Olympus Pen F : Premier reflex demi-format au monde

Cette page n'a pas l'ambition d'être une référence technique et documentaire sur l'Olympus Pen F, mais de rassembler un maximum d'informations sur ce reflex.

Les informations présentées ne sont pas garanties et je vous invite à me signaler toute erreur ou coquille qui se serait introduite ici.

Présentation

L'ère de gloire du demi-format commence par un challenge technique lancé par Olympus à un de ses jeunes ingénieurs, Yoshihisa Maitani, à qui la firme demande de créer un compact grand public pour un prix de commercialisation de 6000 yens. A l'époque, l'appareil photo le moins cher de la gamme Olympus, le 35S 3,5, coûte 23000 yens...

Le résultat sera le Pen, lancé en 1959, un petit compact dont la conception a été guidée par l'expérience de M. Maintani en photographie et régulée par les contraintes de coût de fabrication. La fabrication sera d'ailleurs confiée à un sous-traitant car Olympus n'est pas en mesure d'assurer un bas prix pour une petite série. Le demi-format (« half frame" en anglais, appelé aussi « single frame » par Olympus, en référence au format initial de cinéma sur la pellicule 35 mm qui est de 18 x 24 mm), a été choisi afin de réduire la taille de l'appareil mais aussi dans un souci d'économie pour le consommateur puisqu'il peut réaliser deux fois plus d'images sur un film 135. Le Pen sera suivi par plusieurs évolutions poussant toujours plus vers la simplicité et l'automatisme.

Alors que le Pen EES est en phase de développement, un responsable vient voir Yoshihisa Maitani et lui demande: « et que penseriez-vous d'un reflex demi-format? ». L'ingénieur va à son bureau et en sort un schéma mécanique du futur reflex: il a le feu vert immédiatement.

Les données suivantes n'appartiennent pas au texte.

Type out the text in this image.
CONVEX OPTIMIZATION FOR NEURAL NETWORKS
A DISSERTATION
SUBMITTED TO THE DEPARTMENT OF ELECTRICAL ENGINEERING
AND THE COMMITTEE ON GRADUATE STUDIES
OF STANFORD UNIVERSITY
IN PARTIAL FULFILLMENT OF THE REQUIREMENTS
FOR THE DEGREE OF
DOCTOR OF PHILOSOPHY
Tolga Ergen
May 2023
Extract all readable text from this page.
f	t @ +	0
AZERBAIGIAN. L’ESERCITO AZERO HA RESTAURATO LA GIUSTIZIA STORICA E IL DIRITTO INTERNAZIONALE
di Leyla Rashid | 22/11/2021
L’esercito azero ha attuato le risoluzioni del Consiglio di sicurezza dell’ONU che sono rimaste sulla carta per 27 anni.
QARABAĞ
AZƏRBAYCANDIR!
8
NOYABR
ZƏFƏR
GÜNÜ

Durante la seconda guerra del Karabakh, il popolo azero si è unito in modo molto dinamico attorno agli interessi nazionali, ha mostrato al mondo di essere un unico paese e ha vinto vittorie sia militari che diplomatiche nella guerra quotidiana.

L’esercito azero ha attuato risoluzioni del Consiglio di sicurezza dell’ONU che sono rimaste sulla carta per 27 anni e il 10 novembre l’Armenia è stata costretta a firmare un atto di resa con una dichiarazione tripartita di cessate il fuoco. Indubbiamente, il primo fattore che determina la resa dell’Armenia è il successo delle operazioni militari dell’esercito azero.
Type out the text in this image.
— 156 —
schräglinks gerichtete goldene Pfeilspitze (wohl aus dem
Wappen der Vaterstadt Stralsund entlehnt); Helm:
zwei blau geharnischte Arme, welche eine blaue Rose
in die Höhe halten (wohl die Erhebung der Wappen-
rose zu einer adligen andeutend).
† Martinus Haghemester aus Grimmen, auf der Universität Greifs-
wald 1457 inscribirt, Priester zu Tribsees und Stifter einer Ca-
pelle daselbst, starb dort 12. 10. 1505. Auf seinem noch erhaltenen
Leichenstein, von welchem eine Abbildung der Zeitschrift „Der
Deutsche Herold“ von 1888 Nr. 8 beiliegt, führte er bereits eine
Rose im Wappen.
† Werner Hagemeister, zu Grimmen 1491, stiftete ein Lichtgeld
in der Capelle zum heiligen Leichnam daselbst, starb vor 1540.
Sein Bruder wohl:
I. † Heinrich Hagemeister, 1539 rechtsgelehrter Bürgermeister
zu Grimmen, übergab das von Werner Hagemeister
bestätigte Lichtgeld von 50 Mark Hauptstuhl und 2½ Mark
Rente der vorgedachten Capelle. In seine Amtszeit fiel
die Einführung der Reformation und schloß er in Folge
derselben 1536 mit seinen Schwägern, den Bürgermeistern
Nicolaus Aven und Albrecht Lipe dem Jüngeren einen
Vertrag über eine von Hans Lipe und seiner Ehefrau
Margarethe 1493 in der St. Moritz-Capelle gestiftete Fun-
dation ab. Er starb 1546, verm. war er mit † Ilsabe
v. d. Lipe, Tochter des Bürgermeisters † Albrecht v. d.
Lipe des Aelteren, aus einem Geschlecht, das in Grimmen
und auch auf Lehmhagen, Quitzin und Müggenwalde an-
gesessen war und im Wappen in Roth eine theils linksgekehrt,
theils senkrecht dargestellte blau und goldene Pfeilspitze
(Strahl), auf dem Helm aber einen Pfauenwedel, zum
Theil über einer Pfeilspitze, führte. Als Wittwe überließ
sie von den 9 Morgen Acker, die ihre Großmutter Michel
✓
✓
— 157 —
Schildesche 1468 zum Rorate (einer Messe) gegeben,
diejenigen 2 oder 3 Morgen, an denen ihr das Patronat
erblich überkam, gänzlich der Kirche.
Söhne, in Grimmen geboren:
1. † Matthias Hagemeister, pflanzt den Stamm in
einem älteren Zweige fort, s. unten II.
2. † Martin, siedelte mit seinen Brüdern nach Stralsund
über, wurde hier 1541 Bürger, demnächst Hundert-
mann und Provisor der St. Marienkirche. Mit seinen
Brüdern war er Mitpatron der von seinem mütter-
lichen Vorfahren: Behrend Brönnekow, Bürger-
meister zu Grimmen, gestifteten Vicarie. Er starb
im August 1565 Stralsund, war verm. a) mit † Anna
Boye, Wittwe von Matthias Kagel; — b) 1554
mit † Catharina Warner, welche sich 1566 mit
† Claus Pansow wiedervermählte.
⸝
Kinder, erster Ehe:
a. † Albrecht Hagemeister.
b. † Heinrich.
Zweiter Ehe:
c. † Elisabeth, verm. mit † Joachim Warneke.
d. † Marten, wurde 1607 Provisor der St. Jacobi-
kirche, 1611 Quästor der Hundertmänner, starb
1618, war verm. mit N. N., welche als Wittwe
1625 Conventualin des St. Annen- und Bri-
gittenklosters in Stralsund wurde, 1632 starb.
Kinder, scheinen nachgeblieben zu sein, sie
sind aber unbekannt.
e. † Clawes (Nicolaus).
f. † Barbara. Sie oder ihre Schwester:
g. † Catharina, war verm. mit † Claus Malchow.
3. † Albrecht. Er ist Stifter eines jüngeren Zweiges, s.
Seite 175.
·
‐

Le Pen F sera commercialisé en 1963, accompagné de tout son système reflex. Une cinquantaine de brevets seront déposés pendant la conception de ce reflex miniature.

 

Les choix technologiques qui ont guidé sa conception semblent tenir en un mot: compacité. Et de ce côté, c'est plutôt une réussite. Le Pen F est plus petit qu'un télémétrique contemporain, avec les avantages de la visée reflex (et ses inconvénients, également). Il est incomparable avec les reflex 24 x 36 des années 60, lourds et encombrants. A l'épaule, il ne pèse que 600 g avec son objectif standard Zuiko 38 mm f/1,8.

La compacité du Pen F est le résultat du choix demi-format, bien-sûr, mais aussi de l'utilisation d'une visée reflex non pas à prisme supérieur mais à prisme latéral et miroirs. Exit le capot surmonté d'une pyramide disgracieuse, le dessus du Pen F est plat - ce qui lui va à ravir. Aucune excroissance ne vient d'ailleurs troubler la fluidité du capot: la molette de sélection des vitesses est sur la face avant, le levier d'armement est à l'arrière, le déclencheur rectangulaire est « encastré » dans le capot.
Avantage du demi-format: l'obturateur peut se permettre d'être proportionnellement plus encombrant, Olympus a donc installé un obturateur rotatif. Les vitesses d'obturation s'échelonnent de 1 à 1/500 + pose B. Cet obturateur raffiné permet la synchro flash à toutes les vitesses. Un luxe que les boîtiers récents fournissent enfin à grand renfort d'électronique et de flashes spécifiques dont l'éclair est artificiellement rallongé!

Bien que le Pen F ne soit pas destiné à un public haut-de-gamme exigeant, la finition est très bonne et l'ensemble respire la solidité sans tomber dans les excès du blindage façon Krasnogorsk. Le corps en alliage est robuste, le capot embouti résiste parfaitement aux assauts du temps (mais se raye facilement) et jusqu'au garnissage en plastique souple du boîtier, point faible des appareils anciens, qui est toujours en excellent état.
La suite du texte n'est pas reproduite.